Ultrasound scanning imaging (US) allows realtime evaluation of human masticatory muscle morphology. It is a considerable improvement over computed tomography and magnetic resonance imaging because it does not produce cumulative biological effects, and it has greater clinical availability and lower cost, making it suitable for largescale studies 11,12. The thickness of the masseter and temporal muscles, as measured by US, has been related to occlusion, temporomandibular dysfunction, and gender 13. Thus, this measurement deserves special attention when studying mastication 14,15. The generalized bone loss in the skeleton found in osteoporotic patients can cause disturbances in the masticatory system, such as modification of muscular position and masticatory muscle hyperactivity and thus, increases the chances of temporomandibular or muscular disorders 7.

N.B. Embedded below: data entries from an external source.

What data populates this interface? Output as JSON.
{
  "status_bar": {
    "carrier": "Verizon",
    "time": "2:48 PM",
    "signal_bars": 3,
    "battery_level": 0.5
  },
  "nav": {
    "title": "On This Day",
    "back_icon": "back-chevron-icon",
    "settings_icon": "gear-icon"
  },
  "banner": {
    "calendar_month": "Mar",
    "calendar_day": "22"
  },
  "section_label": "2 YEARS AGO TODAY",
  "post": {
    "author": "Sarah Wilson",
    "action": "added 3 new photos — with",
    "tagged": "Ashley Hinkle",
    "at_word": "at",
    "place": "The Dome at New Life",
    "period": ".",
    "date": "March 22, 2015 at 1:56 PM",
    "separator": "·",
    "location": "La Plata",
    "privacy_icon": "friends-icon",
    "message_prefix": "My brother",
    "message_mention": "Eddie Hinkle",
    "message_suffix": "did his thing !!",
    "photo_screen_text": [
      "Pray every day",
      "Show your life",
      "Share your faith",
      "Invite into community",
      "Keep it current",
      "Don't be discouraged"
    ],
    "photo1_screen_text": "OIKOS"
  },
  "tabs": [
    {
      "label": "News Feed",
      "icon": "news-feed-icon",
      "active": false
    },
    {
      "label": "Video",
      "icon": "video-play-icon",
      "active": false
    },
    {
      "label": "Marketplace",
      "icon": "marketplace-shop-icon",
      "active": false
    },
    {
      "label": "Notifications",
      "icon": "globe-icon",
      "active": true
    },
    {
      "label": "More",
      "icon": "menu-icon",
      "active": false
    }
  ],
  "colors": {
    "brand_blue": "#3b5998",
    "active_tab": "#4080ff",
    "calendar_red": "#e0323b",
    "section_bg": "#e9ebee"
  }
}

It is therefore essential to examine the thickness and bite force of osteoporotic patients in order to analyze possible functional changes associated with this disease. In the present study, both the osteoporosis and control groups presented higher masseter and temporalis thickness during contraction than at rest, which is in accordance with other studies 11,15-18.
The absence of differences in muscular thickness between groups also indicates that facial osteoporosis does not interfere in masseter and temporalis morphology. According to Siessere et al.7, the masticatory efficiency of osteoporotic patients is similar to that of healthy individuals when evaluated by electromyography. The normal activity of masticatory muscles may explain the normal thickness of these muscles. On the other hand, osteoporosis has a strong association with the progressive reduction in muscle mass, strength and function (sarcopenia) 19-22 that affects older people 23. In age-related muscle atrophy, a decrease in both muscle fiber size and number has been reported 24.
The osteoporosis group had significantly lower bite force than the control group. Because of the reduction of bone mass, it is suspected that the patients with osteoporosis tend to have less masticatory muscle strength than healthy patients. If the musculature is not trained over several years, there is a reduction in bite force 25. In one study, a Brazilian urbanized population was found to have lower bite force when compared to a Brazilian indigenous population, because the soft food consumed by the white population fostered non-trained masticatory musculature 26. Thus, if osteoporotic patients do not exert masticatory muscles for a long period, this reduced function is expected to affect muscular thickness. Osteoporosis is a disease that occurs principally in elderly people. Good nutrition is crucial to the reduced morbidity of osteoporotic patients. There is an effective participation of bite force in mastication. Thus, if bite force increases, masticatory efficiency increases as well 12,17. Bone tissue is continuously remodeling in response to mechanical stress. The alveolar bone mass and the cross-sectional dimension of the alveolar bone increase with increasing functional loading 26,27.
A thicker masseter muscle is associated with a higher local bone density 26. Thus, the maintenance of a higher muscular loading may contribute to bone loss control in osteoporotic patients. However, further studies are required to evaluate the possible positive effects of muscular stimulation therapy on the jaw muscles of osteoporotic patients. This study verified lower bite force in patients with osteoporosis than in healthy controls. In addition, both the osteoporosis and control groups presented higher masseter and temporalis thickness during contraction than at rest. If bite force is positively correlated to masticatory efficiency, then it very important to plan for the treatment of patients with osteoporosis via the training of masticatory muscle force as a way to improve masticatory efficiency.

ACKNOWLEDGEMENTS

This study was supported by FAPESP (Grant n° 2006/53563-9).